Aérophone. Synonymes: trompettes d’église, bassons d’église

Les hautbois d'église sont une famille de quatre aérophones qui se compose d'un dessus de musette (soprano), d'une taille de musette (alto), d'une basse de musette (ténor), apparentés au hautbois, et d'un basson d'amour (basse), apparenté au basson.

Au XVIIIe siècle, les termes de «trompettes», de «autbois» et de «bassons» étaient utilisés indifféremment pour désigner les ensembles à vent qui accompagnaient le chant des fidèles durant le culte protestant dans la partie occidentale de la Suisse. Les hautbois d'église sont évoqués dans le culte à partir de 1730 et jusque vers 1870, prenant le relais d'ensembles de cuivres, en attendant la généralisation des orgues. Ils sont particulièrement répandus dans le Jura vaudois, neuchâtelois et bernois, mais présents aussi à Lausanne, dans les paroisses bernoises d'Aarwangen, de Belp, de Gurzelen et de Huttwil.

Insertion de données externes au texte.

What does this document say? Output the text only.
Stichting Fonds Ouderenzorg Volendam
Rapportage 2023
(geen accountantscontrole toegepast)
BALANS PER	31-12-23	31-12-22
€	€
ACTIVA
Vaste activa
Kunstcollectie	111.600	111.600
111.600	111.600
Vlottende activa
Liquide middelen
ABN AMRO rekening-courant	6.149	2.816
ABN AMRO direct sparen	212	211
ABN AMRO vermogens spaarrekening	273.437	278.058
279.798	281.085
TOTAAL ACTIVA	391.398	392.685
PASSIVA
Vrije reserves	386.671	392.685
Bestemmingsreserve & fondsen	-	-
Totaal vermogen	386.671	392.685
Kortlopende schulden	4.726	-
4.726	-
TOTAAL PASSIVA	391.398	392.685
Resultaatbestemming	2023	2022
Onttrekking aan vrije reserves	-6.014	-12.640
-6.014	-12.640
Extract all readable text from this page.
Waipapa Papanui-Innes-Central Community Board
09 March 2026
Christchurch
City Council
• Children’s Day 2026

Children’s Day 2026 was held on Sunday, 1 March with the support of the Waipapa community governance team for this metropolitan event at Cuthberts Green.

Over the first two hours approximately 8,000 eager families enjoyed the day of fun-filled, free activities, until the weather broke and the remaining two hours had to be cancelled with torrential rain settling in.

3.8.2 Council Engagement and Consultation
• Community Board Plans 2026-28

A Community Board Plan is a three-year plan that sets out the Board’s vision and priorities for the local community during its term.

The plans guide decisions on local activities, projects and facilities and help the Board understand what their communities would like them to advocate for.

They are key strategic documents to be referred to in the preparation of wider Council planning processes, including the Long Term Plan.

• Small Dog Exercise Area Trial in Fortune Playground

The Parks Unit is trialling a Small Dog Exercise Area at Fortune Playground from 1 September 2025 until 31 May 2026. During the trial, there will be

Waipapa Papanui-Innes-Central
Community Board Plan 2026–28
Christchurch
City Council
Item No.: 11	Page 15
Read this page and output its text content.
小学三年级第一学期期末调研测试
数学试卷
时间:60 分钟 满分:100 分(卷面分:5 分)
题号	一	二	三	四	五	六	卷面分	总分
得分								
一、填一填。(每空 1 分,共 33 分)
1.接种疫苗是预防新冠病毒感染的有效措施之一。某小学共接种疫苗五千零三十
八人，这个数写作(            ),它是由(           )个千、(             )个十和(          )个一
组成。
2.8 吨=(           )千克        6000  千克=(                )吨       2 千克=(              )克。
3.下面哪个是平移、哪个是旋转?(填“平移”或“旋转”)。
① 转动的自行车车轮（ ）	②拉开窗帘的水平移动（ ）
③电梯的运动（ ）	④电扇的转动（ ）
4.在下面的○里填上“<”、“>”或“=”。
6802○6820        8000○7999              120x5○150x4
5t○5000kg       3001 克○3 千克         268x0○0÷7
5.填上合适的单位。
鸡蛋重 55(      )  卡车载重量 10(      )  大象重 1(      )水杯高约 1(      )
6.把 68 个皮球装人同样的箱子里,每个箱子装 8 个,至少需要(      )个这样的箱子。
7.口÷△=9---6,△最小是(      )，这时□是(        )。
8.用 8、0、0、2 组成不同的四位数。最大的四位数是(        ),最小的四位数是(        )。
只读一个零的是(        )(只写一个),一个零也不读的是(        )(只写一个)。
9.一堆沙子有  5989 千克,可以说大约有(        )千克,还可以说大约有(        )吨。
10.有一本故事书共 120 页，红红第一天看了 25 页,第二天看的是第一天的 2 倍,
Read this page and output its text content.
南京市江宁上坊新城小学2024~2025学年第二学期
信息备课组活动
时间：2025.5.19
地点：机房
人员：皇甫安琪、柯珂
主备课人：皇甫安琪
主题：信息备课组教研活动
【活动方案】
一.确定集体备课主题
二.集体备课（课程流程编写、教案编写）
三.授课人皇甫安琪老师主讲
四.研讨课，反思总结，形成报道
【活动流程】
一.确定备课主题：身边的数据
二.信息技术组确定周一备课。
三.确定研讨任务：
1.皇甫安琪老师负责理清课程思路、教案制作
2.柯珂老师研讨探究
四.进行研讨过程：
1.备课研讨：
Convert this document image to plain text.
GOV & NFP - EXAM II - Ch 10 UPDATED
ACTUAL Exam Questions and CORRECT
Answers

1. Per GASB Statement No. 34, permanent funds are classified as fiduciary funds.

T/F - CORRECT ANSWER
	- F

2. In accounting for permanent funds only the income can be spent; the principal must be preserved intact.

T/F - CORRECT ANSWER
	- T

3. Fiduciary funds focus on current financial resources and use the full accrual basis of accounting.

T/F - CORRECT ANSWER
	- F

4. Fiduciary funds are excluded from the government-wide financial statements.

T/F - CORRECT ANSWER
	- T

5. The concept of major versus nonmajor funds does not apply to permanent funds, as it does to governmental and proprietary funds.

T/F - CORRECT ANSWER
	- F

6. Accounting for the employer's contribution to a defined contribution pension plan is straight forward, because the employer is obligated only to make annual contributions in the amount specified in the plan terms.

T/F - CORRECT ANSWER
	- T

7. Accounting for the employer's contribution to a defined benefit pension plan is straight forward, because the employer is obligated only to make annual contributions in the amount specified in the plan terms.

Typologie des quatre instruments

Par rapport aux trois autres instruments du quatuor des hautbois d'église, la basse de musette (ténor) [synonymes: hautbois à trompette, grand hautbois, clarinette allemande, hautbois basse, bassette; (par ordre chronologique d'apparition), allemand: Musettenbass, Tenorpommer, Bassettoboe, Bassoboe, Basset-Oboe, Basspommer, Basset-Oboe, Bassschalmei, Bassmusette, Bassmusette] est le mieux documenté. On en connaît 33 exemplaires, dont 18 sont signés I-I R. La basse de musette comprend six éléments: une anche double, généralement une pirouette en bois, un bocal de laiton en forme de queue de cochon, dont la forme et le volume ressemblent à ceux d'un cul-de-lampe à huile du XVIIIe siècle telles qu'on les voit sur les gravures de l'époque, ainsi qu'une partie en bois divisée en trois pièces: la tête, le corps et le pavillon. Le nombre de clés est de cinq ou de six; la grande, en queue d'hirondelle, porte généralement les initiales du facteur. La longueur totale de l'instrument varie entre 90 et 96 centimètres environ, le corps mesurant environ 60 centimètres. Grâce à ses parois minces, ce long instrument ne pèse qu'environ 300 grammes.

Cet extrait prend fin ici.